The Timeout Pattern enforces a hard deadline on operations:

  • Deadline: The maximum time an operation is allowed to run
  • Cancellation: When the deadline expires, the operation is interrupted or abandoned
  • Propagation: Timeouts should propagate through call chains — if an API call has 5s, and it calls a DB that takes 4s, the DB call should use a shorter timeout (e.g., 3s) to leave margin

This prevents thread pool exhaustion, connection leaks, and poor user experience from unresponsive dependencies.

Variants

VariantDescriptionUse Case
Fixed TimeoutSame timeout for all callsSimple, predictable behavior
Adaptive TimeoutTimeout based on historical latencies (P99)Dynamic response to service health
Deadline PropagationPass remaining time through the call chainEnd-to-end request latency budgets
Partial ResultsReturn what was fetched before timeoutStreaming, search, aggregation

Best Practices

  • Always set timeouts on external calls — network I/O, database queries, HTTP requests
  • Propagate deadlines through your call chain (e.g., gRPC context, HTTP headers)
  • Set timeouts shorter at lower levels — leave headroom for retries and fallbacks
  • Log timeout events with the target service name for debugging
  • Combine with Circuit Breaker — if timeouts are frequent, stop calling the failing service
  • Use Promise.race in JavaScript and Future.get(timeout) in Java for clean cancellation

Common Mistakes

  • Not setting any timeout, allowing operations to hang forever
  • Setting timeouts too long, defeating the purpose of failing fast
  • Setting timeouts too short, causing unnecessary failures during normal spikes
  • Not canceling the underlying operation when the timeout fires (resource leaks)
  • Ignoring timeout propagation, causing cascading deadline misses

Frequently Asked Questions

Q: What timeout value should I use?
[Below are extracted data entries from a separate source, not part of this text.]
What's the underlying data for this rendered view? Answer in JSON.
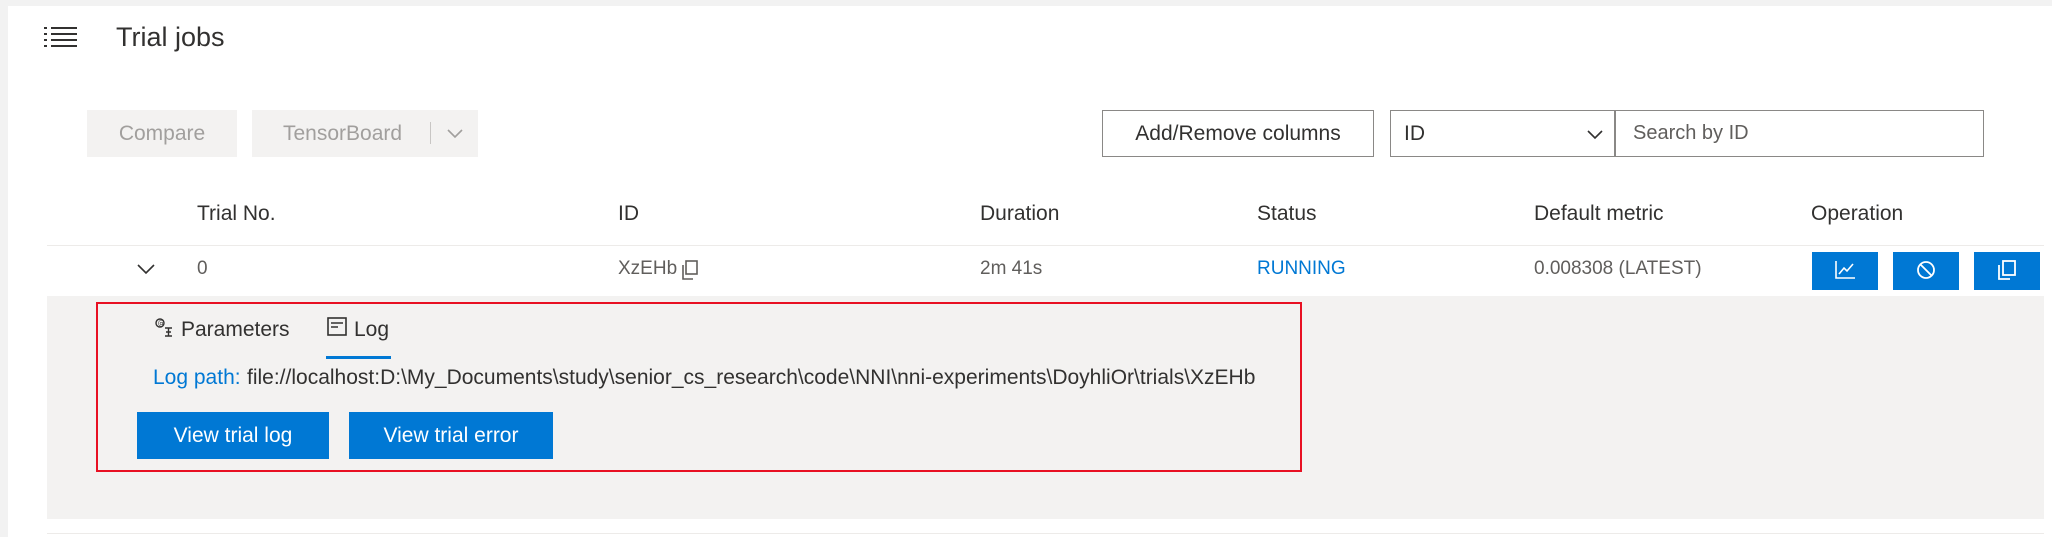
{
  "header": {
    "title": "Trial jobs",
    "icon": "list-icon"
  },
  "toolbar": {
    "compare_label": "Compare",
    "tensorboard_label": "TensorBoard",
    "columns_label": "Add/Remove columns",
    "search_field_value": "ID",
    "search_placeholder": "Search by ID"
  },
  "table": {
    "columns": [
      "Trial No.",
      "ID",
      "Duration",
      "Status",
      "Default metric",
      "Operation"
    ],
    "rows": [
      {
        "trial_no": "0",
        "id": "XzEHb",
        "duration": "2m 41s",
        "status": "RUNNING",
        "default_metric": "0.008308 (LATEST)",
        "operations": [
          "chart-line-icon",
          "cancel-icon",
          "copy-icon"
        ]
      }
    ]
  },
  "detail": {
    "tabs": [
      {
        "label": "Parameters",
        "icon": "parameters-icon"
      },
      {
        "label": "Log",
        "icon": "log-icon",
        "selected": true
      }
    ],
    "log_path_label": "Log path:",
    "log_path_value": "file://localhost:D:\\My_Documents\\study\\senior_cs_research\\code\\NNI\\nni-experiments\\DoyhliOr\\trials\\XzEHb",
    "view_log_label": "View trial log",
    "view_error_label": "View trial error"
  },
  "colors": {
    "accent": "#0078d4",
    "highlight_border": "#e81123",
    "detail_background": "#f3f2f1"
  }
}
A: Base it on your SLA and the downstream service’s P99 latency. If your API promises 500ms response time, and a DB call takes 100ms at P99, set the DB timeout to ~150ms to leave room for retries and processing.

Q: Does timeout cancel the underlying operation? A: It depends on the implementation. Thread interruption signals cancellation but doesn’t force it. With async frameworks (Java CompletableFuture, JavaScript AbortController), you can properly cancel the underlying I/O.

Q: Should I retry after a timeout? A: Yes, if the operation is idempotent and the timeout might have been caused by a transient network issue. But if timeouts are frequent, combine with Circuit Breaker to avoid wasting retries on a chronically slow service.